One-hot encoding requires bit more than converting the values to indicator variables. Typically ML process requires you to apply this coding several times to validation or test data sets and applying the model you construct to real-time observed data. You should store the mapping (transform) that was used to construct the model. A good solution would use the DictVectorizeror LabelEncoder(followed by get_dummies. Here is a function that you can use:

One-hot 编码需要的不仅仅是将值转换为指标变量。通常,ML 过程要求您多次将此编码应用于验证或测试数据集,并将您构建的模型应用于实时观察数据。您应该存储用于构建模型的映射(转换)。一个好的解决方案是使用DictVectorizeror LabelEncoder(后跟get_dummies。这是您可以使用的函数:

def oneHotEncode2(df, le_dict = {}):
    if not le_dict:
        columnsToEncode = list(df.select_dtypes(include=['category','object']))
        train = True;
    else:
        columnsToEncode = le_dict.keys()   
        train = False;

    for feature in columnsToEncode:
        if train:
            le_dict[feature] = LabelEncoder()
        try:
            if train:
                df[feature] = le_dict[feature].fit_transform(df[feature])
            else:
                df[feature] = le_dict[feature].transform(df[feature])

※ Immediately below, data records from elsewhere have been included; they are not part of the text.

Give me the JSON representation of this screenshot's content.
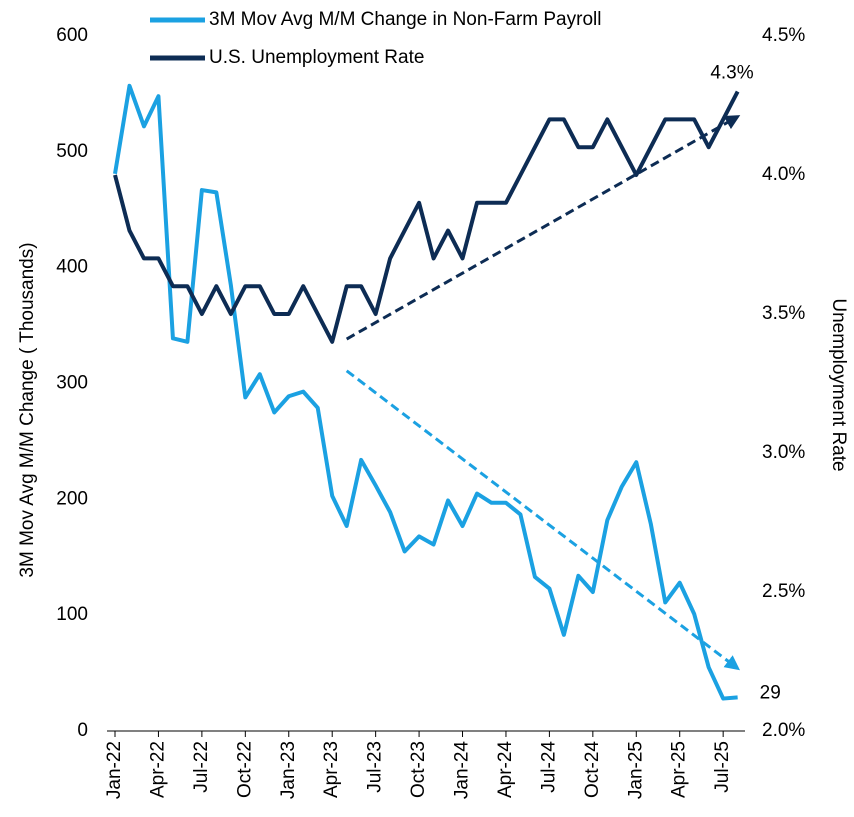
{
  "chart_data": {
    "type": "line",
    "y_label": "3M Mov Avg M/M Change ( Thousands)",
    "y2_label": "Unemployment Rate",
    "categories": [
      "Jan-22",
      null,
      null,
      "Apr-22",
      null,
      null,
      "Jul-22",
      null,
      null,
      "Oct-22",
      null,
      null,
      "Jan-23",
      null,
      null,
      "Apr-23",
      null,
      null,
      "Jul-23",
      null,
      null,
      "Oct-23",
      null,
      null,
      "Jan-24",
      null,
      null,
      "Apr-24",
      null,
      null,
      "Jul-24",
      null,
      null,
      "Oct-24",
      null,
      null,
      "Jan-25",
      null,
      null,
      "Apr-25",
      null,
      null,
      "Jul-25",
      null
    ],
    "ylim": [
      0,
      600
    ],
    "yticks": [
      0,
      100,
      200,
      300,
      400,
      500,
      600
    ],
    "y2lim": [
      2.0,
      4.5
    ],
    "y2ticks": [
      {
        "value": 2.0,
        "label": "2.0%"
      },
      {
        "value": 2.5,
        "label": "2.5%"
      },
      {
        "value": 3.0,
        "label": "3.0%"
      },
      {
        "value": 3.5,
        "label": "3.5%"
      },
      {
        "value": 4.0,
        "label": "4.0%"
      },
      {
        "value": 4.5,
        "label": "4.5%"
      }
    ],
    "legend": "top-left",
    "series": [
      {
        "name": "3M Mov Avg M/M Change in Non-Farm Payroll",
        "color": "#1ba1e2",
        "values": [
          481,
          557,
          522,
          548,
          339,
          336,
          467,
          465,
          385,
          288,
          308,
          275,
          289,
          293,
          279,
          203,
          177,
          234,
          212,
          189,
          155,
          168,
          161,
          199,
          177,
          205,
          197,
          197,
          187,
          133,
          123,
          83,
          134,
          120,
          182,
          211,
          232,
          179,
          111,
          128,
          101,
          55,
          28,
          29
        ],
        "value_labels": [
          null,
          null,
          null,
          null,
          null,
          null,
          null,
          null,
          null,
          null,
          null,
          null,
          null,
          null,
          null,
          null,
          null,
          null,
          null,
          null,
          null,
          null,
          null,
          null,
          null,
          null,
          null,
          null,
          null,
          null,
          null,
          null,
          null,
          null,
          null,
          null,
          null,
          null,
          null,
          null,
          null,
          null,
          null,
          "29"
        ],
        "trend": [
          311,
          54
        ]
      },
      {
        "name": "U.S. Unemployment Rate",
        "color": "#0d2c54",
        "axis": "y2",
        "values": [
          4.0,
          3.8,
          3.7,
          3.7,
          3.6,
          3.6,
          3.5,
          3.6,
          3.5,
          3.6,
          3.6,
          3.5,
          3.5,
          3.6,
          3.5,
          3.4,
          3.6,
          3.6,
          3.5,
          3.7,
          3.8,
          3.9,
          3.7,
          3.8,
          3.7,
          3.9,
          3.9,
          3.9,
          4.0,
          4.1,
          4.2,
          4.2,
          4.1,
          4.1,
          4.2,
          4.1,
          4.0,
          4.1,
          4.2,
          4.2,
          4.2,
          4.1,
          4.2,
          4.3
        ],
        "value_labels": [
          null,
          null,
          null,
          null,
          null,
          null,
          null,
          null,
          null,
          null,
          null,
          null,
          null,
          null,
          null,
          null,
          null,
          null,
          null,
          null,
          null,
          null,
          null,
          null,
          null,
          null,
          null,
          null,
          null,
          null,
          null,
          null,
          null,
          null,
          null,
          null,
          null,
          null,
          null,
          null,
          null,
          null,
          null,
          "4.3%"
        ],
        "trend": [
          3.41,
          4.21
        ]
      }
    ]
  }
}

            df = pd.concat([df, 
                              pd.get_dummies(df[feature]).rename(columns=lambda x: feature + '_' + str(x))], axis=1)
            df = df.drop(feature, axis=1)
        except:
            print('Error encoding '+feature)
            #df[feature]  = df[feature].convert_objects(convert_numeric='force')
            df[feature]  = df[feature].apply(pd.to_numeric, errors='coerce')
    return (df, le_dict)

This works on a pandas dataframe and for each column of the dataframe it creates and returns a mapping back. So you would call it like this:

这适用于熊猫数据框,并为数据框的每一列创建并返回一个映射。所以你会这样称呼它:

train_data, le_dict = oneHotEncode2(train_data)

Then on the test data, the call is made by passing the dictionary returned back from training:

然后在测试数据上,通过传递训练返回的字典来进行调用:

test_data, _ = oneHotEncode2(test_data, le_dict)

An equivalent method is to use DictVectorizer. A related post on the same is on my blog. I mention it here since it provides some reasoning behind this approach over simply using get_dummies post(disclosure: this is my own blog).

一种等效的方法是使用DictVectorizer. 我的博客上有一篇相关的文章。我在这里提到它是因为它提供了这种方法背后的一些推理,而不是简单地使用 get_dummies帖子(披露:这是我自己的博客)。

回答by Garima Jain

You can pass the data to catboost classifier without encoding. Catboost handles categorical variables itself by performing one-hot and target expanding mean encoding.

您可以将数据传递给 catboost 分类器而无需​​编码。Catboost 通过执行 one-hot 和目标扩展均值编码来处理分类变量本身。